In the event of a heart attack, every second counts. The longer the heart goes without oxygen rich blood, the more damage is done to the heart muscle. At Finley Hospital, the Heart and Vascular Center team works on processes and procedures that result in getting patients the quality care they need – quickly.

A door to balloon time is a quality measure tracked from the patient’s arrival at the hospital until angioplasty is performed. The American Heart Association recommends 90 minutes or less for door to balloon time. Finley is consistently faster than the recommendation and strives for a door to balloon time of less than 60 minutes. And in many cases, the door to balloon time is less than 30 minutes.

“We are very thankful to our EMS partners who have a big role in reducing the door to balloon times for our patients,” explains Andrea Anglin, director of cardiovascular services at UnityPoint Health – Finley Hospital. "All of the EMS providers are equipped with technology that allows patient health information to be sent to the cath lab prior to the patient’s arrival – so when the ambulance arrives, we can focus on treatment versus assessment.”

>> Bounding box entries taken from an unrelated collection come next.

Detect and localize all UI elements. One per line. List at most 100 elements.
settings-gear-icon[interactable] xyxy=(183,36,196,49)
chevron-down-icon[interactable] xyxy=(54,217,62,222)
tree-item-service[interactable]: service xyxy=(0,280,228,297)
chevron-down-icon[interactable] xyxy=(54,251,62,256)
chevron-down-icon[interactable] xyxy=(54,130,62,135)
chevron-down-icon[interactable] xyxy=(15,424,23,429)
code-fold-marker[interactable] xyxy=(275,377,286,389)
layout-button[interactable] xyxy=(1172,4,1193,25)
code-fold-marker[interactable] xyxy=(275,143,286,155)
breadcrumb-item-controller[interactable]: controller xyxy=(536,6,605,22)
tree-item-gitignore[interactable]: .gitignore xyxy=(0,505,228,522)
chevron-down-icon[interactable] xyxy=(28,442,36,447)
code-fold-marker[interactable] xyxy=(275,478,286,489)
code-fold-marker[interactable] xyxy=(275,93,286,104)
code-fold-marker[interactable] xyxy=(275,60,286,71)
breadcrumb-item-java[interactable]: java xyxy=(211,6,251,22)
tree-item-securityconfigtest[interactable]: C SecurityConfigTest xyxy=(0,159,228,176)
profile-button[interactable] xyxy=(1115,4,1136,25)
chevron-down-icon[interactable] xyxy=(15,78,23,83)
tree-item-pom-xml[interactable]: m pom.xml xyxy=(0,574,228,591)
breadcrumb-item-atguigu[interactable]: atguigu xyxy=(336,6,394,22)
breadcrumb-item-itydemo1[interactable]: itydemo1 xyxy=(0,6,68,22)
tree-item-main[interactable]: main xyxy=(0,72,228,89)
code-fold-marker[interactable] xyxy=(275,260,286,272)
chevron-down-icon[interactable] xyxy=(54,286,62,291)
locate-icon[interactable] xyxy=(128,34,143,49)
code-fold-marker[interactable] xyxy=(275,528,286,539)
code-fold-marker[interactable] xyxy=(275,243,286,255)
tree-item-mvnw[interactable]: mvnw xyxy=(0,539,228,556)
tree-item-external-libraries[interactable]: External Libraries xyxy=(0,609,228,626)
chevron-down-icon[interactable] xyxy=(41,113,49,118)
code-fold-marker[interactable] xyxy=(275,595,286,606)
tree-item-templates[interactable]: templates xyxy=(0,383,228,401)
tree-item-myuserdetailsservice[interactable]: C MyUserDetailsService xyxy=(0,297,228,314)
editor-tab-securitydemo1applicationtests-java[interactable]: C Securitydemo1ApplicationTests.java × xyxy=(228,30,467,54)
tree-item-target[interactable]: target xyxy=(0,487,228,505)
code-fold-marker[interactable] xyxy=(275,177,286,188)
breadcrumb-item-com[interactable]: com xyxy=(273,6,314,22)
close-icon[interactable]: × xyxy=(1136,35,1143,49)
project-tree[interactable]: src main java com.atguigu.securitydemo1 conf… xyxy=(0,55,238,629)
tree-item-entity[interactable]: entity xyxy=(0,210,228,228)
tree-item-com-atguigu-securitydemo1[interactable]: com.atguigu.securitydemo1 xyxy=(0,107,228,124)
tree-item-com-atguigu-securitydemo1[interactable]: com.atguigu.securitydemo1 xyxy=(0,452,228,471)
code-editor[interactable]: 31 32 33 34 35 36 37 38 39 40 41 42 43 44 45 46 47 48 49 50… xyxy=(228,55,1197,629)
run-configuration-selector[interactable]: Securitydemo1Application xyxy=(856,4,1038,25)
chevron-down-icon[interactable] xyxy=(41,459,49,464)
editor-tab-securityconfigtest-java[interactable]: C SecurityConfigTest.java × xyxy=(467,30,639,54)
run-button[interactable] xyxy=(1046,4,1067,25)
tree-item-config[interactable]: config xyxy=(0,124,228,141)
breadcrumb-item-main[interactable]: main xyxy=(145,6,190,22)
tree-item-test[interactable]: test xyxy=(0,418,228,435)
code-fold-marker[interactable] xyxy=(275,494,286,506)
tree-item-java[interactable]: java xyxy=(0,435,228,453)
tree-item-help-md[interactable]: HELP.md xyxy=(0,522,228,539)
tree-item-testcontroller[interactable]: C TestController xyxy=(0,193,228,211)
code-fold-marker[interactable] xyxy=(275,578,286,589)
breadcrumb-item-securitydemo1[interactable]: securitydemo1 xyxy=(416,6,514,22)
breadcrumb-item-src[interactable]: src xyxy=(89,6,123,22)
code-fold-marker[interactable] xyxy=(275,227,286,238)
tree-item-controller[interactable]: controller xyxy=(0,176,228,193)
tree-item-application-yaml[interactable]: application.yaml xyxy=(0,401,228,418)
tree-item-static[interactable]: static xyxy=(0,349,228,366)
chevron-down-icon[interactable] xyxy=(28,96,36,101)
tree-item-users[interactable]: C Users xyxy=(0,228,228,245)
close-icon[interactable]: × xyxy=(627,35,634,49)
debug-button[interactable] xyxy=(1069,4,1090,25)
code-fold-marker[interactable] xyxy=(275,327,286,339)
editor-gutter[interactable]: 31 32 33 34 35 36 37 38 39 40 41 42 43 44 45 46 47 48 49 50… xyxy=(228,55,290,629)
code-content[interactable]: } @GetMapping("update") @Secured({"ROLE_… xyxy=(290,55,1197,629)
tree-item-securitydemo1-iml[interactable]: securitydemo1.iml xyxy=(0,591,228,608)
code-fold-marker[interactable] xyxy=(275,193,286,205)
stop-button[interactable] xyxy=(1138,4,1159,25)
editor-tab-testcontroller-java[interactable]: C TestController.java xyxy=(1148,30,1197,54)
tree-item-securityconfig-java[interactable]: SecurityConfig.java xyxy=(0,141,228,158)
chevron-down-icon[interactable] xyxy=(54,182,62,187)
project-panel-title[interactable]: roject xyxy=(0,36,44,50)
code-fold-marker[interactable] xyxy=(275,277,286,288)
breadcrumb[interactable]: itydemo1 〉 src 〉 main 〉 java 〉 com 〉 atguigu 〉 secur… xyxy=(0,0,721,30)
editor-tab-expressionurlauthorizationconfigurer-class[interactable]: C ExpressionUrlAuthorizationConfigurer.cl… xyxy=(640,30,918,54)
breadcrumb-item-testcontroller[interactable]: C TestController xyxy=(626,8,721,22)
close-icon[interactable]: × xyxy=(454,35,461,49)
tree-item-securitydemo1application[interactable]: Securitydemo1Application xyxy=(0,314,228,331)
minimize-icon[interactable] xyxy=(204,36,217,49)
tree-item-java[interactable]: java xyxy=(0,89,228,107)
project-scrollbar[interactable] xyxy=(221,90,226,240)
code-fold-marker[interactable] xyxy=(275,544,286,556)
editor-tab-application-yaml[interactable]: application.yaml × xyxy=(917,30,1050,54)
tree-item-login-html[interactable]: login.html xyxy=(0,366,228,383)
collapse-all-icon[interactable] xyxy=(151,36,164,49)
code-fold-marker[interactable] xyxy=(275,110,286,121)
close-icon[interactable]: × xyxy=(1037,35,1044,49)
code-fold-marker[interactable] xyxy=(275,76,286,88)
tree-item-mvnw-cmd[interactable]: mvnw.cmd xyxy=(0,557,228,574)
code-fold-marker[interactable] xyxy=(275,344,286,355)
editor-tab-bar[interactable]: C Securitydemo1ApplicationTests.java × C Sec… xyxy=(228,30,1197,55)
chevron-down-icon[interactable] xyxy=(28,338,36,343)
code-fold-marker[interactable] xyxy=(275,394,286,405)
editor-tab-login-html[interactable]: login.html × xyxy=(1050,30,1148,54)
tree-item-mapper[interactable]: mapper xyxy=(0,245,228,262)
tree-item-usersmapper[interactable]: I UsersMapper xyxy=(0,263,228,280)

In this record setting case, Dubuque Fire Department responded to a 911 call at 7:33 a.m. A few minutes later, emergency responders made the call to Finley with the patient’s condition – which put the cath lab team into motion.

“When we get the phone call from an EMS partner, we start preparing immediately. If we have all of the necessary health vitals during transport, we can bypass the emergency department and go immediately to Finley’s cath lab to open the clogged artery,” says Anglin.

The ambulance arrived at Finley at 8:03 a.m. and just a minute later the patient was in the cath lab. At 8:17 a.m., the device was in place via the radial artery – which means a procedure with less complications, less discomfort and faster recovery. 

“Door to balloon time is something we pay close attention to at Finley,” says Anglin. “The faster we open the blockage, the sooner we get good blood flow restored, and that means less damage to the heart muscle. We are thankful to our EMS partners for their role in delivering the best outcome for every patient, every time.”

Anglin adds, “If you are experiencing the signs and symptoms of a heart attack, call 911 – it can result in precious time for getting blood and oxygen back to your heart.”